Boltzmann Machine

Introduction

Unlike the Hopfield model, Boltzmann machine has a learning process. Just like the neural models discussed in Chapters 1 to 6, Boltzmann machine operates in two phases, a training phase to learn the external world, and a generalization phase to give results. Unlike the neural networks of earlier Chapters, Boltzmann machine is a stochastic machine, very much like the Hopfield model at a temperature T. The name is derived from the Boltzmman distribution of the neural states of equilibrium statistical machine. The Boltzmann machine can be used to model the distribution of inputs. The distributions are obtained through a learning process.

The Boltzmann Machine

Consider a neural network system of Hopfield-type with the Ising spin value S_i = +1 or -1 at each node (neuron).

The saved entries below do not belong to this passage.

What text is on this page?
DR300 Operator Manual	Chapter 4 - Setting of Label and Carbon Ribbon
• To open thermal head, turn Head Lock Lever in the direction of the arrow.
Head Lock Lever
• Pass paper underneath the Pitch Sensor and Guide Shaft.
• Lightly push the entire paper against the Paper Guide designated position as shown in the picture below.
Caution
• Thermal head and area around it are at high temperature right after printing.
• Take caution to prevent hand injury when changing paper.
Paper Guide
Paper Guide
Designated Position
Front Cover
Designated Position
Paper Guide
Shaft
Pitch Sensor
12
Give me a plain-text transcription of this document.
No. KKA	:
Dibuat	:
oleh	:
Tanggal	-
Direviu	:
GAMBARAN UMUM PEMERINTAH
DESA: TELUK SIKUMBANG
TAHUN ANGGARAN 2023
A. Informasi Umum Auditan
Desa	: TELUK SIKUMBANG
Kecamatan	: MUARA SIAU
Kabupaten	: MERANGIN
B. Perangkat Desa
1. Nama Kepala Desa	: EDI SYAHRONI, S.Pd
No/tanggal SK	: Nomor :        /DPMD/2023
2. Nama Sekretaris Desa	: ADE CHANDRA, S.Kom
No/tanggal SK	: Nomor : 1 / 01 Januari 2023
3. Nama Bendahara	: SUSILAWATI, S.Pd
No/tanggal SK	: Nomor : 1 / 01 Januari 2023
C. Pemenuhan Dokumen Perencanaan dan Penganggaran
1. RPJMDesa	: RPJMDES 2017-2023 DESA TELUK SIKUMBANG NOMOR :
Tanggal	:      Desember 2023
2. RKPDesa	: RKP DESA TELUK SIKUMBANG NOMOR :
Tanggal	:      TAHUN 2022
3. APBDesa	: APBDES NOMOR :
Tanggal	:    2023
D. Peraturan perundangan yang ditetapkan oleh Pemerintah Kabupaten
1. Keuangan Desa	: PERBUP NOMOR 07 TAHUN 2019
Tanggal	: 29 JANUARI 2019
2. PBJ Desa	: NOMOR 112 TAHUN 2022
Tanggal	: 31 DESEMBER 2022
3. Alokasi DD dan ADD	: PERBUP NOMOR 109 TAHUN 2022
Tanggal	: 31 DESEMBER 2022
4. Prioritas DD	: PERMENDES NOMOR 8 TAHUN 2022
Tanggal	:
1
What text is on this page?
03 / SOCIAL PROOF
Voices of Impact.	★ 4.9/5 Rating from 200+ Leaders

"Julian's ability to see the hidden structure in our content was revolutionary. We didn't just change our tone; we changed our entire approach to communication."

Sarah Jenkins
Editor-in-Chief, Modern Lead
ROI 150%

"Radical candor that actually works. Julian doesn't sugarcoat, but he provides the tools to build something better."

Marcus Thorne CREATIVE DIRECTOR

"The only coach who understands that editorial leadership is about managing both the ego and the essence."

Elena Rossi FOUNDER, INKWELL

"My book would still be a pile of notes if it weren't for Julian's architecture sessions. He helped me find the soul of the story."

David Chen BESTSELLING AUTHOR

Let the synaptic strength be w_ij and is symmetric so that a total energy can be meaningfully defined,

E(S) = - (1/2) S_ij w_ij S_i S_j.

In a free running phase (the second phase), the system runs one of the version of finite temperature dynamics, such as a heat-bath algorithm to realize a Boltzmann distribution.

P(S) proportional to exp( - E(S)/kT).

The neurons are divided into two groups, the external (visible) neurons S^v and internal (hidden neurons) Sⁱ. In the learning process, the external neurons take the values of inputs. So they act as external fields to the system and do not change. The internal neurons run the usual heat-bath algorithm as usual. The purpose of the second phase, of course, is to learn to adjust the weight, by the following rule:

w_ij <- w_ij + (h/T) ( <S_i S_j>_clamped - <S_i S_j>_free),

Where the calculation of equilibrium average values <...> is a time-consuming process. The clamped averages are the average obtained in the second phase where the external or the visible spin values are fixed by the input. The second average is the same quantity at the free run samples, obtained during the first phase. See the textbook (Haykin) for the reason and derivation of this updating rule.

We note that the input samples are supposed to be drawn from some unknown distribution. For each sample, the above updating has to been down. Each updating requires long simulation to compute the averages. Thus Boltzmann machine learning is very slow and extremely CPU time intensive. New models are developed to have the feature of Boltzmann machine, but much less expensive in computation.